源码1:调度器的调度方法,FairScheduler.assignTasks()
1,先判断在满足均衡条件下是否可以给TaskTracker分配任务。loadMgr.canAssignMap(tracker, runnableMaps, totalMapSlots) :
2,将作业按照缺额大小排序,选择缺额大的作业的Task给TaskTracker运行。
public synchronized List<Task> assignTasks(TaskTrackerStatus tracker)
throws IOException {
if (!initialized) // Don't try to assign tasks if we haven't yet started up
return null;
// Reload allocations file if it hasn't been loaded in a while
poolMgr.reloadAllocsIfNecessary();
// Compute total runnable maps and reduces
int runnableMaps = 0;
int runnableReduces = 0;
for (JobInProgress job: infos.keySet()) {
runnableMaps += runnableTasks(job, TaskType.MAP);
runnableReduces += runnableTasks(job, TaskType.REDUCE);
}
ClusterStatus clusterStatus = taskTrackerManager.getClusterStatus();
// Compute total map/reduce slots
// In the future we can precompute this if the Scheduler becomes a
// listener of tracker join/leave events.

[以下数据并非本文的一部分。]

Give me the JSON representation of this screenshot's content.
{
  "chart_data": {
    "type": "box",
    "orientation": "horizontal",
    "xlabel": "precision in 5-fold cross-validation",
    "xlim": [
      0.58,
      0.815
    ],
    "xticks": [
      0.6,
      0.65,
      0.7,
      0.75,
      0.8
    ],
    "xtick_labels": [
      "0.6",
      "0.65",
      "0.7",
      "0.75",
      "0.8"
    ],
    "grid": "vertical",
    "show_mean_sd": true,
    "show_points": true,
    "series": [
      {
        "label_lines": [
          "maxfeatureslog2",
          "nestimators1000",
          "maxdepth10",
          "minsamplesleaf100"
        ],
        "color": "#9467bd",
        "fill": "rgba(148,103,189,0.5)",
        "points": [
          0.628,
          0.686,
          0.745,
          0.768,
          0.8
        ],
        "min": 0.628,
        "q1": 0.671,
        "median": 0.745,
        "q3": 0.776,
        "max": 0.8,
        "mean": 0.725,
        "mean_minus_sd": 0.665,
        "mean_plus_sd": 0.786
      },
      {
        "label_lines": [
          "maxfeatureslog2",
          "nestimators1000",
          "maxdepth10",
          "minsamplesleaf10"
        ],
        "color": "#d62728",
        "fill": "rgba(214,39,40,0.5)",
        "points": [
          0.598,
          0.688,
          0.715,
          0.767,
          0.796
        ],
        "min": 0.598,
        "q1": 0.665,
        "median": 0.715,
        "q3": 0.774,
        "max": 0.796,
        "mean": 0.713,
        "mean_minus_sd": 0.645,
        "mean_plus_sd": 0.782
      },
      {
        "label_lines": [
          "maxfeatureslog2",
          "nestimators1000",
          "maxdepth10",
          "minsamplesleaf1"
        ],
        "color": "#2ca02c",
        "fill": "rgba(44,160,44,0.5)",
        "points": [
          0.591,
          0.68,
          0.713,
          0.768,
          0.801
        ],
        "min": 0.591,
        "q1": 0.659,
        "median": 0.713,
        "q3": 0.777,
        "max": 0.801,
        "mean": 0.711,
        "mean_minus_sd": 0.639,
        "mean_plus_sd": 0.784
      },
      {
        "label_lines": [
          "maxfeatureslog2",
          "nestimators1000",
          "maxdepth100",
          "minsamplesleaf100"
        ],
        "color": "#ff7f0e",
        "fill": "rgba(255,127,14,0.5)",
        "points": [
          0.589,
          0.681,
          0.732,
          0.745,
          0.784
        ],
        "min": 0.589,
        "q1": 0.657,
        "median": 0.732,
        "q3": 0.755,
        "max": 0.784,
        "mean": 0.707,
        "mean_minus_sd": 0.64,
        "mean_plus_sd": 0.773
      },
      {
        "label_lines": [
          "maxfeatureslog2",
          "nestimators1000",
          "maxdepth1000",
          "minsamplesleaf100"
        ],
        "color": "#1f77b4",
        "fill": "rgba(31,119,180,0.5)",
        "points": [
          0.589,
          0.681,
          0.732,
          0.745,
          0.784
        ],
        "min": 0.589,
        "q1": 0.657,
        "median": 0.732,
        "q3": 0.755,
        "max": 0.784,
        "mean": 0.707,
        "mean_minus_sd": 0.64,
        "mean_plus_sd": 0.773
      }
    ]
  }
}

int totalMapSlots = getTotalSlots(TaskType.MAP, clusterStatus);
int totalReduceSlots = getTotalSlots(TaskType.REDUCE, clusterStatus);
// Scan to see whether any job needs to run a map, then a reduce
ArrayList<Task> tasks = new ArrayList<Task>();
TaskType[] types = new TaskType[] {TaskType.MAP, TaskType.REDUCE};
for (TaskType taskType: types) {
boolean canAssign = (taskType == TaskType.MAP) ?
loadMgr.canAssignMap(tracker, runnableMaps, totalMapSlots) :
loadMgr.canAssignReduce(tracker, runnableReduces, totalReduceSlots);
if (canAssign) {
// Figure out the jobs that need this type of task
List<JobInProgress> candidates = new ArrayList<JobInProgress>();
for (JobInProgress job: infos.keySet()) {
if (job.getStatus().getRunState() == JobStatus.RUNNING &&
neededTasks(job, taskType) > 0) {
candidates.add(job);
}
}
// Sort jobs by deficit (for Fair Sharing) or submit time (for FIFO)
Comparator<JobInProgress> comparator = useFifo ?
new FifoJobComparator() : new DeficitComparator(taskType);
Collections.sort(candidates, comparator);
for (JobInProgress job: candidates) {
Task task = (taskType == TaskType.MAP ?
taskSelector.obtainNewMapTask(tracker, job) :
taskSelector.obtainNewReduceTask(tracker, job));
if (task != null) {
// Update the JobInfo for this job so we account for the launched
// tasks during this update interval and don't try to launch more
// tasks than the job needed on future heartbeats
JobInfo info = infos.get(job);
if (taskType == TaskType.MAP) {
info.runningMaps++;
info.neededMaps--;
} else {
info.runningReduces++;
info.neededReduces--;
}
tasks.add(task);
if (!assignMultiple)
return tasks;
break;
}
}
}
}
// If no tasks were found, return null
return tasks.isEmpty() ? null : tasks;
}
源码2 对作业的排序,FairScheduler::DeficitComparator.compare()
用对对两个作业按照缺额排序
1,如果其中一个作业还没满足最小资源保证,而另一个满足,则前者排序优先
2,如果两个都没满足最小资源保证或者两个都满足了最小资源保证,则看缺额量,缺额大的排序优先
public int compare(JobInProgress j1, JobInProgress j2) {
// Put needy jobs ahead of non-needy jobs (where needy means must receive
// new tasks to meet slot minimum), comparing among jobs of the same type
// by deficit so as to put jobs with higher deficit ahead.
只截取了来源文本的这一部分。